La preghiera, il lavoro e l’apostolato, come avete appreso dal Beato Josemaría, si incontrano e si fondono se sono vissuti in questo spirito. Egli vi ha sempre incoraggiati ad “amare il mondo appassionatamente”. E aggiungeva un’importante precisazione: “Siate uomini e donne di mondo, ma non siate uomini o donne mondani” (Cammino, 939). Riuscirete così ad evitare il pericolo del condizionamento di una mentalità mondana, che concepisce l’impegno spirituale come un qualcosa riconducibile alla sfera privata e pertanto irrilevante per l’agire pubblico.

Se l’uomo non accoglie nel proprio intimo la grazia di Dio, se non prega, se non si accosta frequentemente ai Sacramenti, se non tende alla santità personale, smarrisce il senso stesso del suo pellegrinaggio terreno. La terra, ricorda il vostro Beato Fondatore, è un cammino per il Cielo e l’esistenza d’ogni credente, pur con i suoi pesi e limiti, deve diventare un vero tempio in cui abita il Figlio di Dio fatto uomo.

5. In quest’esigente itinerario spirituale e apostolico vi siano di esempio e di protezione la Santissima Vergine Maria ed il suo sposo san Giuseppe.
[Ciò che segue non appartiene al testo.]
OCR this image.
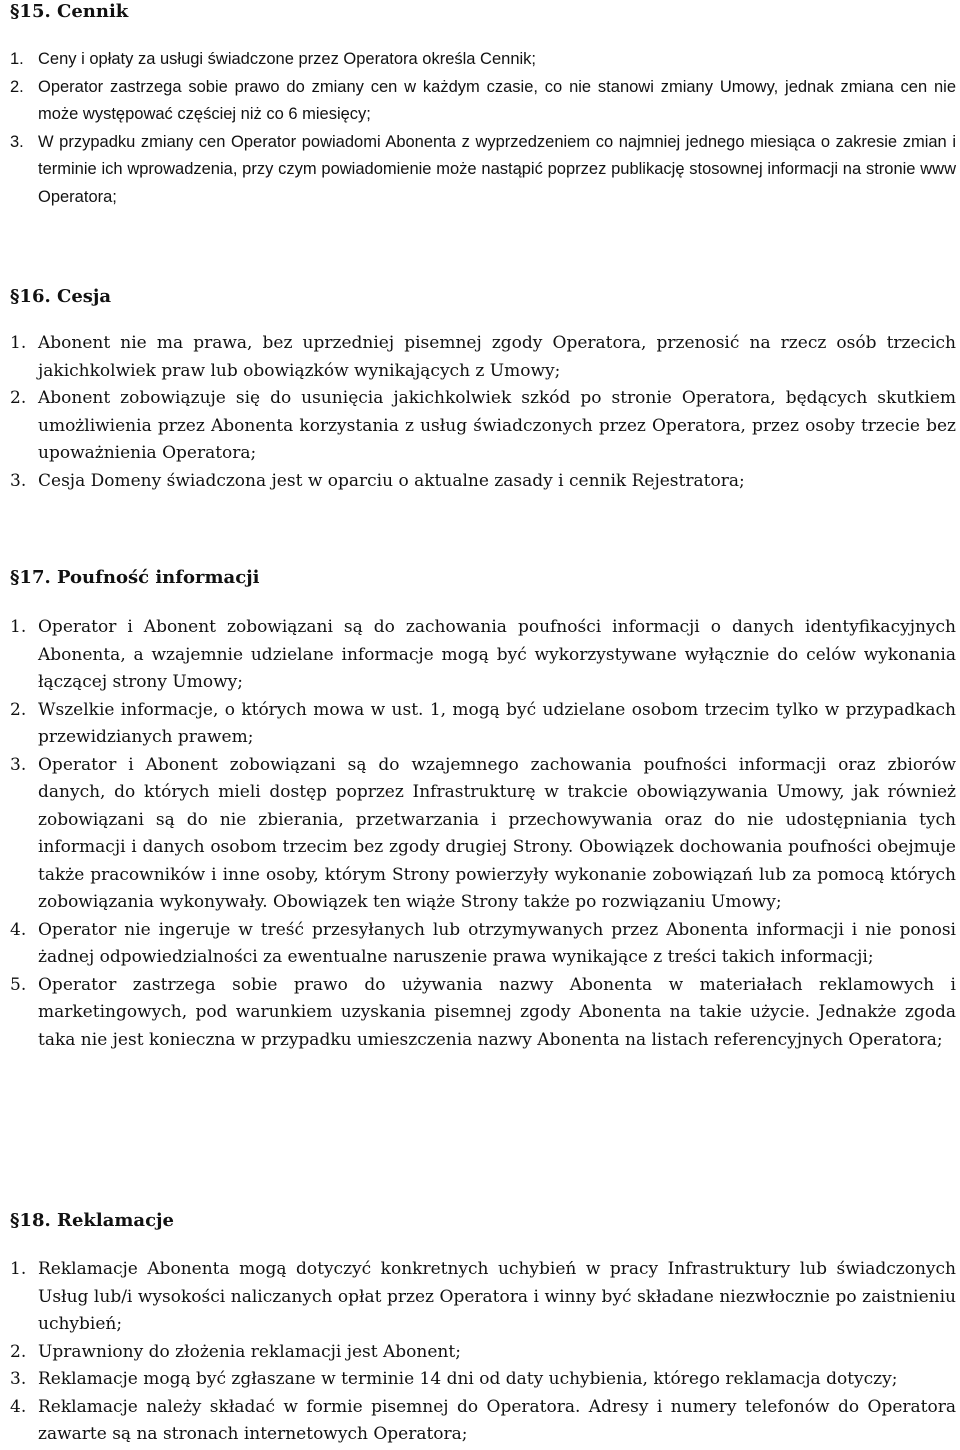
§15. Cennik
1. Ceny i opłaty za usługi świadczone przez Operatora określa Cennik;
2. Operator zastrzega sobie prawo do zmiany cen w każdym czasie, co nie stanowi zmiany Umowy, jednak zmiana cen nie może występować częściej niż co 6 miesięcy;
3. W przypadku zmiany cen Operator powiadomi Abonenta z wyprzedzeniem co najmniej jednego miesiąca o zakresie zmian i terminie ich wprowadzenia, przy czym powiadomienie może nastąpić poprzez publikację stosownej informacji na stronie www Operatora;
§16. Cesja
1. Abonent nie ma prawa, bez uprzedniej pisemnej zgody Operatora, przenosić na rzecz osób trzecich jakichkolwiek praw lub obowiązków wynikających z Umowy;
2. Abonent zobowiązuje się do usunięcia jakichkolwiek szkód po stronie Operatora, będących skutkiem umożliwienia przez Abonenta korzystania z usług świadczonych przez Operatora, przez osoby trzecie bez upoważnienia Operatora;
3. Cesja Domeny świadczona jest w oparciu o aktualne zasady i cennik Rejestratora;
§17. Poufność informacji
1. Operator i Abonent zobowiązani są do zachowania poufności informacji o danych identyfikacyjnych Abonenta, a wzajemnie udzielane informacje mogą być wykorzystywane wyłącznie do celów wykonania łączącej strony Umowy;
2. Wszelkie informacje, o których mowa w ust. 1, mogą być udzielane osobom trzecim tylko w przypadkach przewidzianych prawem;
3. Operator i Abonent zobowiązani są do wzajemnego zachowania poufności informacji oraz zbiorów danych, do których mieli dostęp poprzez Infrastrukturę w trakcie obowiązywania Umowy, jak również zobowiązani są do nie zbierania, przetwarzania i przechowywania oraz do nie udostępniania tych informacji i danych osobom trzecim bez zgody drugiej Strony. Obowiązek dochowania poufności obejmuje także pracowników i inne osoby, którym Strony powierzyły wykonanie zobowiązań lub za pomocą których zobowiązania wykonywały. Obowiązek ten wiąże Strony także po rozwiązaniu Umowy;
4. Operator nie ingeruje w treść przesyłanych lub otrzymywanych przez Abonenta informacji i nie ponosi żadnej odpowiedzialności za ewentualne naruszenie prawa wynikające z treści takich informacji;
5. Operator zastrzega sobie prawo do używania nazwy Abonenta w materiałach reklamowych i marketingowych, pod warunkiem uzyskania pisemnej zgody Abonenta na takie użycie. Jednakże zgoda taka nie jest konieczna w przypadku umieszczenia nazwy Abonenta na listach referencyjnych Operatora;
§18. Reklamacje
1. Reklamacje Abonenta mogą dotyczyć konkretnych uchybień w pracy Infrastruktury lub świadczonych Usług lub/i wysokości naliczanych opłat przez Operatora i winny być składane niezwłocznie po zaistnieniu uchybień;
2. Uprawniony do złożenia reklamacji jest Abonent;
3. Reklamacje mogą być zgłaszane w terminie 14 dni od daty uchybienia, którego reklamacja dotyczy;
4. Reklamacje należy składać w formie pisemnej do Operatora. Adresy i numery telefonów do Operatora zawarte są na stronach internetowych Operatora;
Alla loro celeste intercessione vi affido unitamente alle vostre famiglie. A loro affido pure tutte le vostre attività, perché siano costantemente al servizio del Vangelo. Operate sempre in fraterna e solidale comunione con tutti gli altri membri del popolo cristiano e con le diverse istituzioni ecclesiali.

Il Beato Josemaría dal Cielo continui a vegliare su voi, perché siate in ogni circostanza fedeli discepoli di Cristo. A tal fine, vi assicuro uno speciale ricordo nella preghiera, mentre con affetto vi benedico insieme con i vostri familiari e con tutti i membri della vostra Prelatura.

Romana, n. 34, Gennaio-Giugno 2002, p. 14-16.